Por que o acesso SSH é a barreira definitiva contra falhas de plugins GPL
Plugins com licença GPL (General Public License) são a base de boa parte dos sites WordPress por sua flexibilidade e custo zero. No entanto, a má gestão desses plugins – especialmente quando baixados de fontes não oficiais – pode abrir brechas graves de segurança. Enquanto tutoriais comuns focam em manter plugins atualizados ou usar repositórios confiáveis, a verdade é que a maioria das vulnerabilidades é explorada após a instalação, quando permissões de arquivos e configurações de servidor são negligenciadas. É aí que o acesso SSH (Secure Shell) se torna a ferramenta mais subestimada.
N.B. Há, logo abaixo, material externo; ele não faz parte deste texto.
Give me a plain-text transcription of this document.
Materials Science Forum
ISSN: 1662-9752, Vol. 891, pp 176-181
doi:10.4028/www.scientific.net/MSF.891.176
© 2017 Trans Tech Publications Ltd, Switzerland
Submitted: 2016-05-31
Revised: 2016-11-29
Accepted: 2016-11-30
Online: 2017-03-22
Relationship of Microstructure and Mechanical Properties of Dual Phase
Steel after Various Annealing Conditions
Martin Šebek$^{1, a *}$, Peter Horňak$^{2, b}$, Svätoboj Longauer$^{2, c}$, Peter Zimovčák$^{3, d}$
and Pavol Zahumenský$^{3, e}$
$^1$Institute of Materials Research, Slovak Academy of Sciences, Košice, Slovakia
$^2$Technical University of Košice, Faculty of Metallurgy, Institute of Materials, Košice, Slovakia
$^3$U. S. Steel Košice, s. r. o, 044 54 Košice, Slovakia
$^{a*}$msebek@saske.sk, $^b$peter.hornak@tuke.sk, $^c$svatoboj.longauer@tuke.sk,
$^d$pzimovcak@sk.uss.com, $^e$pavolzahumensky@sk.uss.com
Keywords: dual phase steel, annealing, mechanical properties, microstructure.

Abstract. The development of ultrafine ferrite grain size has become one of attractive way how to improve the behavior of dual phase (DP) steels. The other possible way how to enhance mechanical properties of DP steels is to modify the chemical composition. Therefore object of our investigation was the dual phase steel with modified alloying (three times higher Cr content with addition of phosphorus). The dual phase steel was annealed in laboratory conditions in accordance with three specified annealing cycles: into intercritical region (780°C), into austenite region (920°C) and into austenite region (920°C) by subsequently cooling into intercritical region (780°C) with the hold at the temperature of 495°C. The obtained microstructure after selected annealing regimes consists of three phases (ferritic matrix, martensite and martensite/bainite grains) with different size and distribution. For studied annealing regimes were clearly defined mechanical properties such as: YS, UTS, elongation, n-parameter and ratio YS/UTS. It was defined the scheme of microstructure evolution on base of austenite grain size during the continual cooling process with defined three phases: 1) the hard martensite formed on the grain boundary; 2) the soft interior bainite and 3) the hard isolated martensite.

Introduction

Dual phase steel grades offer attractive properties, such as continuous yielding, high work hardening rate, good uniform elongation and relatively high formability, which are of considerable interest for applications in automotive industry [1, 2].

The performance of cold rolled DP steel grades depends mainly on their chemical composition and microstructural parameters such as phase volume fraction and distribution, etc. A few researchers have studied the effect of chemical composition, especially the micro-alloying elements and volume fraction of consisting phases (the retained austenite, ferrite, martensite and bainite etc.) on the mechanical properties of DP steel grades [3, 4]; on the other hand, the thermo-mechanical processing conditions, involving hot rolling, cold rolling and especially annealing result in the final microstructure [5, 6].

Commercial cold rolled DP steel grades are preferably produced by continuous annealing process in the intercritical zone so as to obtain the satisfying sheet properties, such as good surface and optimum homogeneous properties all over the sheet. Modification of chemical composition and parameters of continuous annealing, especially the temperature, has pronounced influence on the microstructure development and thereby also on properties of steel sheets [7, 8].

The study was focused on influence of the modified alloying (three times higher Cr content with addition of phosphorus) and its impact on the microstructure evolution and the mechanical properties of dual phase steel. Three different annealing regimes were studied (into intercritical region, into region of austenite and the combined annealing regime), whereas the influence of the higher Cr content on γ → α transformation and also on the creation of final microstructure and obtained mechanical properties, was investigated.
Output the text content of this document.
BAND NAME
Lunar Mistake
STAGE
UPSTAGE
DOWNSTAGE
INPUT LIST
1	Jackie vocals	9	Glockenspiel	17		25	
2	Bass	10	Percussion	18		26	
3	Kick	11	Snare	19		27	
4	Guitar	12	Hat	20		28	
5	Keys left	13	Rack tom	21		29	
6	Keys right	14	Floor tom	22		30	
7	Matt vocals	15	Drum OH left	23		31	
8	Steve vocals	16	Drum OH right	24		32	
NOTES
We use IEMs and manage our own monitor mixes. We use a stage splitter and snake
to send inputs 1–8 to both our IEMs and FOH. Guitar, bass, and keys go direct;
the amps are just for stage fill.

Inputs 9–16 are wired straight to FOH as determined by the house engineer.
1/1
Por que o acesso raiz (SSH) faz diferença
Hospedagens compartilhadas limitam comandos e bloqueiam o uso de chaves SSH, forçando o usuário a depender apenas do painel de controle. Sem acesso SSH, você não pode definir permissões de arquivos granulares (como 644 para arquivos e 755 para pastas), nem criar usuários específicos para cada tarefa, como um usuário para execução do PHP e outro para upload de arquivos. Essa separação é crucial: se um plugin malicioso tentar modificar arquivos, ele só conseguirá se tiver as mesmas permissões do servidor web. Com SSH, você configura o usuário do servidor web (www-data, por exemplo) com acesso mínimo de escrita apenas às pastas de upload e cache, bloqueando qualquer escrita em wp-content/plugins ou wp-content/themes.
Configuração prática: isolando plugins GPL com SSH
Primeiro, crie um usuário não privilegiado para gerenciar arquivos via SFTP. Por exemplo, no terminal: adduser meu_usuario e usermod -aG www-data meu_usuario. Em seguida, ajuste as permissões: chown -R root:www-data /var/www/html e chmod -R 755 /var/www/html. Depois, conceda permissão de escrita apenas para as pastas necessárias: chmod -R 775 /var/www/html/wp-content/uploads e chown -R www-data:www-data /var/www/html/wp-content/uploads. Plugins GPL baixados manualmente devem ser instalados via SFTP com o usuário criado, garantindo que o servidor web não possa alterá-los em tempo de execução.
Monitoramento contínuo com SSH
Com acesso SSH, você pode usar ferramentas como inotify para vigiar alterações em tempo real nos diretórios de plugins. Exemplo de comando: inotifywait -m -r /var/www/html/wp-content/plugins -e modify,create,delete. Ou automatizar varreduras com scripts que verificam hashes de arquivos contra repositórios oficiais. Um script simples em Bash pode baixar o plugin original e comparar cada arquivo, alertando sobre diferenças. É a única forma de detectar backdoors injetados em plugins GPL que passam por atualizações legítimas.
Conclusão: sem SSH você está vendado
Depender apenas de soluções gráficas é brincar de roleta russa com seu site. O acesso SSH em servidores WordPress não é um luxo, é uma necessidade para quem leva segurança a sério, especialmente quando plugins GPL abrem a porta para código potencialmente perigoso. Na próxima escolha de hospedagem, priorize um provedor que libere acesso raiz (ao menos SSH) – é o investimento mais barato e eficaz que você pode fazer.